Diário de Classe

O juiz Hércules olhou para o espelho e disse: 'eu sou um idiota'

Autor

20 de abril de 2024, 8h00

 1. Hércules e o impossível

Alguém com um mínimo e razoável aprofundamento no estudo das teses, argumentos e alegorias que encontramos nos debates contemporâneos sobre teoria do direito ou da teoria da decisão judicial, já leu ou ouviu falar a respeito da figura dworkniana do “juiz Hércules”.

Para Dworkin, o direito é um “conceito interpretativo”, de modo que, reduzindo-se o fenômeno jurídico à sua célula básica, encontramos a barreira definitiva que se ergue contra o acionamento do uso legítimo da força pelo Estado. Assim, quando uma juíza decide, seu esforço hermenêutico parte – expressa ou implicitamente – da adoção de uma resposta para a seguinte pergunta: existem razões substantivamente legítimas para que a força do Estado seja ou não refreada neste momento? Simplificando um pouco as coisas: Dworkin defenderá que a resposta correta para essa pergunta envolve a noção de “integridade”; essa “força oficial” pode ser imposta se o conjunto regras e princípios consolidados no passado de uma dada comunidade política, interpretado de forma construtiva – i.e., a partir de uma posição hermenêutica comprometida com o passado, mas ciente dos desafios do futuro –, assim autorizar.
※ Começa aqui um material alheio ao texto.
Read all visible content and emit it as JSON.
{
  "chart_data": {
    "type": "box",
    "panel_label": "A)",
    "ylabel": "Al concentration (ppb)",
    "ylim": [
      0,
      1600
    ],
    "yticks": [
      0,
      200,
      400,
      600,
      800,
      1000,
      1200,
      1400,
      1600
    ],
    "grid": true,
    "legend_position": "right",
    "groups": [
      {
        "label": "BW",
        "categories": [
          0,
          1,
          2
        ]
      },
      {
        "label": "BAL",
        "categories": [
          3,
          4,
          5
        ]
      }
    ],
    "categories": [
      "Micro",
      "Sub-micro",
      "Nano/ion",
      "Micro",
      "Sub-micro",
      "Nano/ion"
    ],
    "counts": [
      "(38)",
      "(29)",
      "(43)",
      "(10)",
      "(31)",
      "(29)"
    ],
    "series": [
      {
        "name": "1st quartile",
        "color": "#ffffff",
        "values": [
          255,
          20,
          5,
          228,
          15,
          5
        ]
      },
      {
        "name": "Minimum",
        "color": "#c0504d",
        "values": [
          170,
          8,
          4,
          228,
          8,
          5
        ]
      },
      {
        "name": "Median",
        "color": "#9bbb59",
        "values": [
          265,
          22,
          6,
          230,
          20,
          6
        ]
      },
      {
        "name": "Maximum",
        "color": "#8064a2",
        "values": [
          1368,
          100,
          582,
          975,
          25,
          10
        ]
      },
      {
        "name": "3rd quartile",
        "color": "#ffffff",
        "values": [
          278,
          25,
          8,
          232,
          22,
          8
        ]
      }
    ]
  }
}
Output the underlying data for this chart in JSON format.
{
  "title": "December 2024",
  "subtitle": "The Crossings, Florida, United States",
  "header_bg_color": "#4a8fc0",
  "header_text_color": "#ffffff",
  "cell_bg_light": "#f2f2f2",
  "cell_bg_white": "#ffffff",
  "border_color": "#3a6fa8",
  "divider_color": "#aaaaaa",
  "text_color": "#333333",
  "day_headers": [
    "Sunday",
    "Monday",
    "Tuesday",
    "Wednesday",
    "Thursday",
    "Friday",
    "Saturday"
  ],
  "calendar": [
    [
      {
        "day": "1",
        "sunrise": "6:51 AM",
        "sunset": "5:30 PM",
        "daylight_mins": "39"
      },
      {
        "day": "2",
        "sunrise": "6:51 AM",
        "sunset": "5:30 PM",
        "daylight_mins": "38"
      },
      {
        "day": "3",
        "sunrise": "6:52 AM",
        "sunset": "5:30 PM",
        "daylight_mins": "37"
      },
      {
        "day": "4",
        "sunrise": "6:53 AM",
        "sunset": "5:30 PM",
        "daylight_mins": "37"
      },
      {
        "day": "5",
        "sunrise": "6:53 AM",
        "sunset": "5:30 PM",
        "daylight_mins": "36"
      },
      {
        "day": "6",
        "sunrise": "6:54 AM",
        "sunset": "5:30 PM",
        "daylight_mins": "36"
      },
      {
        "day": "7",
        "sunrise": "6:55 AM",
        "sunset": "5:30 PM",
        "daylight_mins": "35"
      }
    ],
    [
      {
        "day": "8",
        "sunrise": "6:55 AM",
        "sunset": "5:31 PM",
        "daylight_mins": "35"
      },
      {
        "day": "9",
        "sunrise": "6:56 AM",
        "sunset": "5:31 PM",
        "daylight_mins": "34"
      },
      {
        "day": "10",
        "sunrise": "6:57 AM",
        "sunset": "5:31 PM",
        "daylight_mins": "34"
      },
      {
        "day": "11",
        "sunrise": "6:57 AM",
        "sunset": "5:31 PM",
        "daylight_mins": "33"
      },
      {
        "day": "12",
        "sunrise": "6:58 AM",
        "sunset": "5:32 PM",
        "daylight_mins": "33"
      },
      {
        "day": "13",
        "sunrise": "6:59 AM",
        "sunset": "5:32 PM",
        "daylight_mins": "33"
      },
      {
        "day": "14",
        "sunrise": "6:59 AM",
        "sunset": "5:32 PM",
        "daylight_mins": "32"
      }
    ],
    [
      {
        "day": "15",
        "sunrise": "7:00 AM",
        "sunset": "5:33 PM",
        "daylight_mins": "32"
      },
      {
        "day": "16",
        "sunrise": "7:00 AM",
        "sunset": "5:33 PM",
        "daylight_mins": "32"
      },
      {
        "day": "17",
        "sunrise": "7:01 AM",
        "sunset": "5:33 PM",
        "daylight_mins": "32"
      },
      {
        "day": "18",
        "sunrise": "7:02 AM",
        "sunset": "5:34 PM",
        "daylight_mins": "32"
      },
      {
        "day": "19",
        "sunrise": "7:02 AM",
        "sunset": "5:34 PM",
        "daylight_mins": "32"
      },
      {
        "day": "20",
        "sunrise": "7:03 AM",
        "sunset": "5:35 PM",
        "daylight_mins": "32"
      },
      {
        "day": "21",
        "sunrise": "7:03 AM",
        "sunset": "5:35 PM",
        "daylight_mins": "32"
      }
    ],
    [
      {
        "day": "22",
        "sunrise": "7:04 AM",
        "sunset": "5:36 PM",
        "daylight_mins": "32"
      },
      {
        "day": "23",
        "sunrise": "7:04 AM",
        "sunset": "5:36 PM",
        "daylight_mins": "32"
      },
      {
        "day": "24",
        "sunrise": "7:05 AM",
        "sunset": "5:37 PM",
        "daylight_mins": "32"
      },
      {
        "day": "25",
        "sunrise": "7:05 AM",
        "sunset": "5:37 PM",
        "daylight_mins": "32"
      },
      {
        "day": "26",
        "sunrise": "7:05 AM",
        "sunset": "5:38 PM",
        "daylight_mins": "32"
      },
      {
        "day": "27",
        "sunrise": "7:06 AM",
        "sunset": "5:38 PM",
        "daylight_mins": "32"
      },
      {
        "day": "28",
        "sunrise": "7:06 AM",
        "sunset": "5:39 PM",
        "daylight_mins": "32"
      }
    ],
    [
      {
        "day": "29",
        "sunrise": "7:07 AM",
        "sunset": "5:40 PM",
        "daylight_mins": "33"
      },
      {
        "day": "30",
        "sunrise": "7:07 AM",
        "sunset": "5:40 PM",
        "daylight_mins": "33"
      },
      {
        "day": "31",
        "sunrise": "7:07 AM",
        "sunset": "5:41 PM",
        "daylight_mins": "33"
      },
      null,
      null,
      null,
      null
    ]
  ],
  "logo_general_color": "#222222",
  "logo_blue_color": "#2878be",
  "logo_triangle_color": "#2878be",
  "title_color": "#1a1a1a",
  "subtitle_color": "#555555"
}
Uma leitora atenta poderia dizer: “isso não esclarece muito as coisas? É um tanto quanto óbvio que o direito envolve uma prática discursiva de legitimação do uso da força oficial”. Para a sorte de pessoas pouco esclarecidas como eu e essa leitora hipotética, Dworkin nos traz duas alegorias bastante elucidativas: (1) o romance em cadeia e (2) a mencionada personagem do juiz Hércules.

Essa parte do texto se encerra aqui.